ABD öncülüğünde gerçekleştirilen bir proje. Hindistan’dan Avrupa’ya uzanan bir yola ilişkin momerandum imzalandı. Deniz+demir+karayolu ağını birbirine bağlayan bir yapılanma söz konusu. Burada doğrudan doğruya çini dışarda bırakacak bir projeden söz edemeyiz. Unutmamak gerekir ki dünyanın fabrikası hala Çin. Yeni bir koridor oluşturulması Çin’in dışarda bırakılabileceği anlamına gelmiyor. Çünkü ürünler orada üretiliyor.

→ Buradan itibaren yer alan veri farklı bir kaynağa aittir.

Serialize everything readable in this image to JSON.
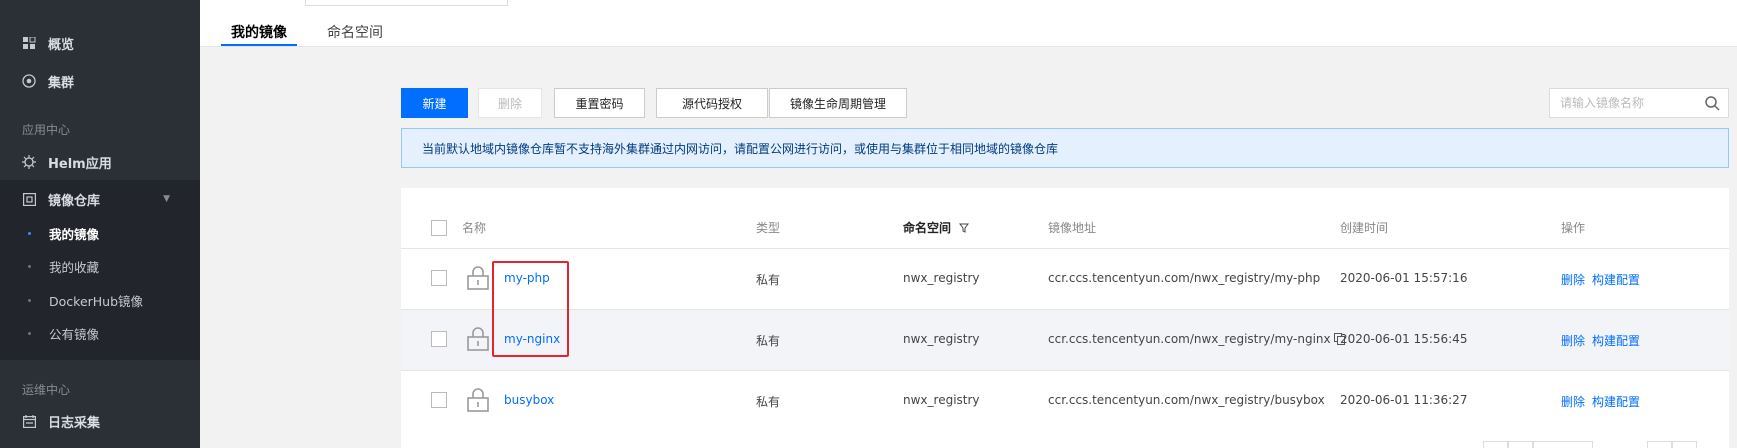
{
  "sidebar": {
    "overview_label": "概览",
    "cluster_label": "集群",
    "group_app_center": "应用中心",
    "helm_label": "Helm应用",
    "registry_label": "镜像仓库",
    "sub_items": [
      "我的镜像",
      "我的收藏",
      "DockerHub镜像",
      "公有镜像"
    ],
    "group_ops_center": "运维中心",
    "log_label": "日志采集"
  },
  "tabs": [
    "我的镜像",
    "命名空间"
  ],
  "toolbar": {
    "new_label": "新建",
    "delete_label": "删除",
    "reset_password_label": "重置密码",
    "source_auth_label": "源代码授权",
    "lifecycle_label": "镜像生命周期管理"
  },
  "search": {
    "placeholder": "请输入镜像名称"
  },
  "notice": "当前默认地域内镜像仓库暂不支持海外集群通过内网访问，请配置公网进行访问，或使用与集群位于相同地域的镜像仓库",
  "table": {
    "headers": {
      "name": "名称",
      "type": "类型",
      "namespace": "命名空间",
      "address": "镜像地址",
      "created": "创建时间",
      "actions": "操作"
    },
    "rows": [
      {
        "name": "my-php",
        "type": "私有",
        "namespace": "nwx_registry",
        "address": "ccr.ccs.tencentyun.com/nwx_registry/my-php",
        "created": "2020-06-01 15:57:16",
        "action_delete": "删除",
        "action_build": "构建配置"
      },
      {
        "name": "my-nginx",
        "type": "私有",
        "namespace": "nwx_registry",
        "address": "ccr.ccs.tencentyun.com/nwx_registry/my-nginx",
        "created": "2020-06-01 15:56:45",
        "action_delete": "删除",
        "action_build": "构建配置"
      },
      {
        "name": "busybox",
        "type": "私有",
        "namespace": "nwx_registry",
        "address": "ccr.ccs.tencentyun.com/nwx_registry/busybox",
        "created": "2020-06-01 11:36:27",
        "action_delete": "删除",
        "action_build": "构建配置"
      }
    ]
  },
  "colors": {
    "primary": "#006eff",
    "sidebar_bg": "#2b2f36",
    "highlight": "#e4252d"
  }
}
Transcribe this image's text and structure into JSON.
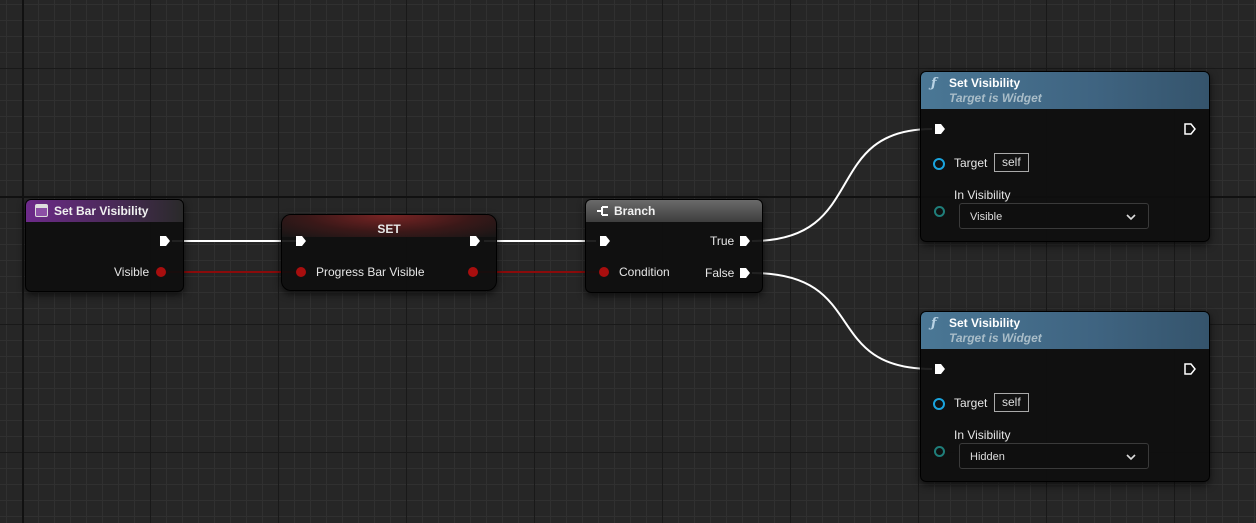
{
  "nodes": {
    "event": {
      "title": "Set Bar Visibility",
      "output_pin": "Visible"
    },
    "set": {
      "title": "SET",
      "input_pin": "Progress Bar Visible"
    },
    "branch": {
      "title": "Branch",
      "condition_pin": "Condition",
      "true_pin": "True",
      "false_pin": "False"
    },
    "set_visibility_1": {
      "title": "Set Visibility",
      "subtitle": "Target is Widget",
      "target_label": "Target",
      "target_value": "self",
      "visibility_label": "In Visibility",
      "visibility_value": "Visible"
    },
    "set_visibility_2": {
      "title": "Set Visibility",
      "subtitle": "Target is Widget",
      "target_label": "Target",
      "target_value": "self",
      "visibility_label": "In Visibility",
      "visibility_value": "Hidden"
    }
  },
  "colors": {
    "exec_wire": "#ffffff",
    "bool_wire": "#8a0b0b",
    "event_header": "#6d2a8a",
    "function_header": "#4a7795",
    "object_pin": "#1aa4de"
  },
  "icons": {
    "function": "function-icon",
    "event": "event-icon",
    "branch": "branch-icon",
    "exec": "exec-pin-icon",
    "dropdown": "chevron-down-icon"
  }
}
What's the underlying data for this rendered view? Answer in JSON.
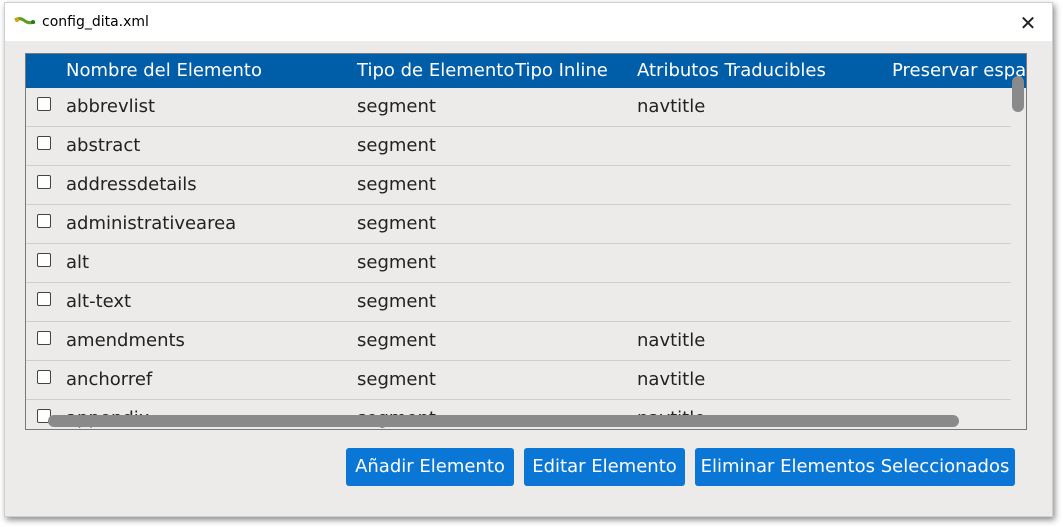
{
  "window": {
    "title": "config_dita.xml",
    "close_symbol": "✕"
  },
  "table": {
    "columns": [
      "Nombre del Elemento",
      "Tipo de Elemento",
      "Tipo Inline",
      "Atributos Traducibles",
      "Preservar espa"
    ],
    "rows": [
      {
        "name": "abbrevlist",
        "type": "segment",
        "inline": "",
        "attrs": "navtitle"
      },
      {
        "name": "abstract",
        "type": "segment",
        "inline": "",
        "attrs": ""
      },
      {
        "name": "addressdetails",
        "type": "segment",
        "inline": "",
        "attrs": ""
      },
      {
        "name": "administrativearea",
        "type": "segment",
        "inline": "",
        "attrs": ""
      },
      {
        "name": "alt",
        "type": "segment",
        "inline": "",
        "attrs": ""
      },
      {
        "name": "alt-text",
        "type": "segment",
        "inline": "",
        "attrs": ""
      },
      {
        "name": "amendments",
        "type": "segment",
        "inline": "",
        "attrs": "navtitle"
      },
      {
        "name": "anchorref",
        "type": "segment",
        "inline": "",
        "attrs": "navtitle"
      },
      {
        "name": "appendix",
        "type": "segment",
        "inline": "",
        "attrs": "navtitle"
      }
    ]
  },
  "buttons": {
    "add": "Añadir Elemento",
    "edit": "Editar Elemento",
    "delete": "Eliminar Elementos Seleccionados"
  },
  "colors": {
    "header": "#005da8",
    "button": "#0a77d6",
    "background": "#ecebe9"
  }
}
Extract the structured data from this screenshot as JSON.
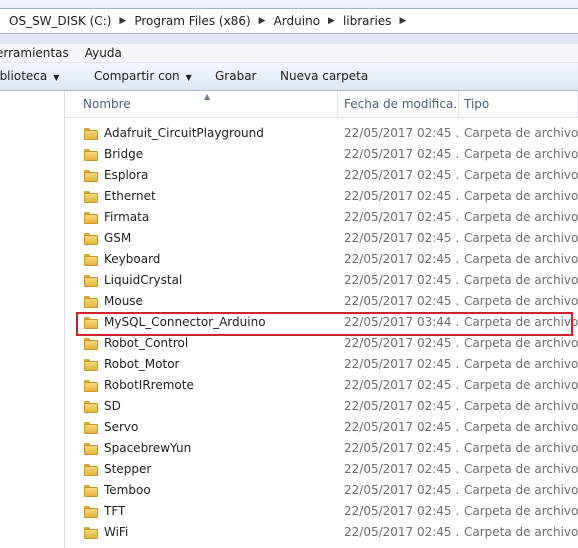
{
  "address": {
    "crumbs": [
      "OS_SW_DISK (C:)",
      "Program Files (x86)",
      "Arduino",
      "libraries"
    ]
  },
  "menu": {
    "items": [
      "erramientas",
      "Ayuda"
    ]
  },
  "toolbar": {
    "library_label": "Biblioteca",
    "share_label": "Compartir con",
    "burn_label": "Grabar",
    "new_folder_label": "Nueva carpeta"
  },
  "columns": {
    "name": "Nombre",
    "date": "Fecha de modifica...",
    "type": "Tipo"
  },
  "files": [
    {
      "name": "Adafruit_CircuitPlayground",
      "date": "22/05/2017 02:45 ...",
      "type": "Carpeta de archivos"
    },
    {
      "name": "Bridge",
      "date": "22/05/2017 02:45 ...",
      "type": "Carpeta de archivos"
    },
    {
      "name": "Esplora",
      "date": "22/05/2017 02:45 ...",
      "type": "Carpeta de archivos"
    },
    {
      "name": "Ethernet",
      "date": "22/05/2017 02:45 ...",
      "type": "Carpeta de archivos"
    },
    {
      "name": "Firmata",
      "date": "22/05/2017 02:45 ...",
      "type": "Carpeta de archivos"
    },
    {
      "name": "GSM",
      "date": "22/05/2017 02:45 ...",
      "type": "Carpeta de archivos"
    },
    {
      "name": "Keyboard",
      "date": "22/05/2017 02:45 ...",
      "type": "Carpeta de archivos"
    },
    {
      "name": "LiquidCrystal",
      "date": "22/05/2017 02:45 ...",
      "type": "Carpeta de archivos"
    },
    {
      "name": "Mouse",
      "date": "22/05/2017 02:45 ...",
      "type": "Carpeta de archivos"
    },
    {
      "name": "MySQL_Connector_Arduino",
      "date": "22/05/2017 03:44 ...",
      "type": "Carpeta de archivos"
    },
    {
      "name": "Robot_Control",
      "date": "22/05/2017 02:45 ...",
      "type": "Carpeta de archivos"
    },
    {
      "name": "Robot_Motor",
      "date": "22/05/2017 02:45 ...",
      "type": "Carpeta de archivos"
    },
    {
      "name": "RobotIRremote",
      "date": "22/05/2017 02:45 ...",
      "type": "Carpeta de archivos"
    },
    {
      "name": "SD",
      "date": "22/05/2017 02:45 ...",
      "type": "Carpeta de archivos"
    },
    {
      "name": "Servo",
      "date": "22/05/2017 02:45 ...",
      "type": "Carpeta de archivos"
    },
    {
      "name": "SpacebrewYun",
      "date": "22/05/2017 02:45 ...",
      "type": "Carpeta de archivos"
    },
    {
      "name": "Stepper",
      "date": "22/05/2017 02:45 ...",
      "type": "Carpeta de archivos"
    },
    {
      "name": "Temboo",
      "date": "22/05/2017 02:45 ...",
      "type": "Carpeta de archivos"
    },
    {
      "name": "TFT",
      "date": "22/05/2017 02:45 ...",
      "type": "Carpeta de archivos"
    },
    {
      "name": "WiFi",
      "date": "22/05/2017 02:45 ...",
      "type": "Carpeta de archivos"
    }
  ],
  "colors": {
    "highlight_border": "#d2232a",
    "folder_fill": "#f8d775",
    "header_text": "#4c607a"
  }
}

Yeni koridorda Orta Doğu önem kazanıyor. Hindistan yükselen güç olarak kabul ediliyor. Hindistan, Çin’e karşı bir denge unsuru olarak öne çıkarılmaya çalışılıyor. Çin’in etkisinin azaltılması hedefleniyor. Ancak bu ne kadar başarılı olacak uygulamada görülecek bir durum.
G20 zirvesinin iklim değişikliği konusunda çekimser kalmış olması, iklim değişikliğiyle mücadelede uluslararası toplumun önceliklerini nasıl yansıtmaktadır ve bu çekimserlik gelecekteki iklim politikalarını nasıl etkileyecek?
İklim değişikliği konusunda beklenen adımlar doğrudan atılmadı. Bunun en önemli nedeni G20 ülkelerinin dünya termik santrallerinin yüzde 90’ına sahip olması. Özellikle fosil yakıtlarla ilgili kademeli bir geçişten bahsediliyor. Enerjiyle ilgili adımların doğrudan ve hızlı bir şekilde atılamadığını bir kez daha görmüş olduk.
İklim politikaları anlamında taahhütlerini zaten vermişlerdi. ABD bu konudaki en önemli soru işaretiydi. Trump iklim değişikliğinin bir sorun olmadığını söylüyordu, Paris anlaşmasından çekilme ihtimalini dile getiriyordu. Çin gibi ülkelerin taahhütlerine yerine getirme yoluna gideceğini söylenmesi önemli. Yenilenebilir enerji konusunda Çin en avantajlı ülkelerden biri. Çünkü dönüşüme ilişkin ürünlerin en büyük üreticisi Çin... Bu dönüşümden en çok karlı çıkacak ülkelerin başında Çin var.
İklim politikalarında ciddi bir yatırım gerekli. G20’nin çekingen kalması bu yatırımları etkileyebilir. Çok ciddi bir paradan bahsediyoruz çünkü. Bu kaynakların bu projelere aktarılması gerekiyor. Teknolojik altyapı eksikliği hammadde eksikliği, yeni teknolojilerin güvenliği sorunları var. Bunun yanında fosil yakıtların devamını savunan bir lobi de var. Savaşla birlikte doğalgaz fiyatlarındaki artış nükleer ve termik santrallere dönüşü gündeme getirdi. Bu nedenle fosil yakıtlardan yeşil enerjiye dönüşüm biraz sekteye uğrayabilir.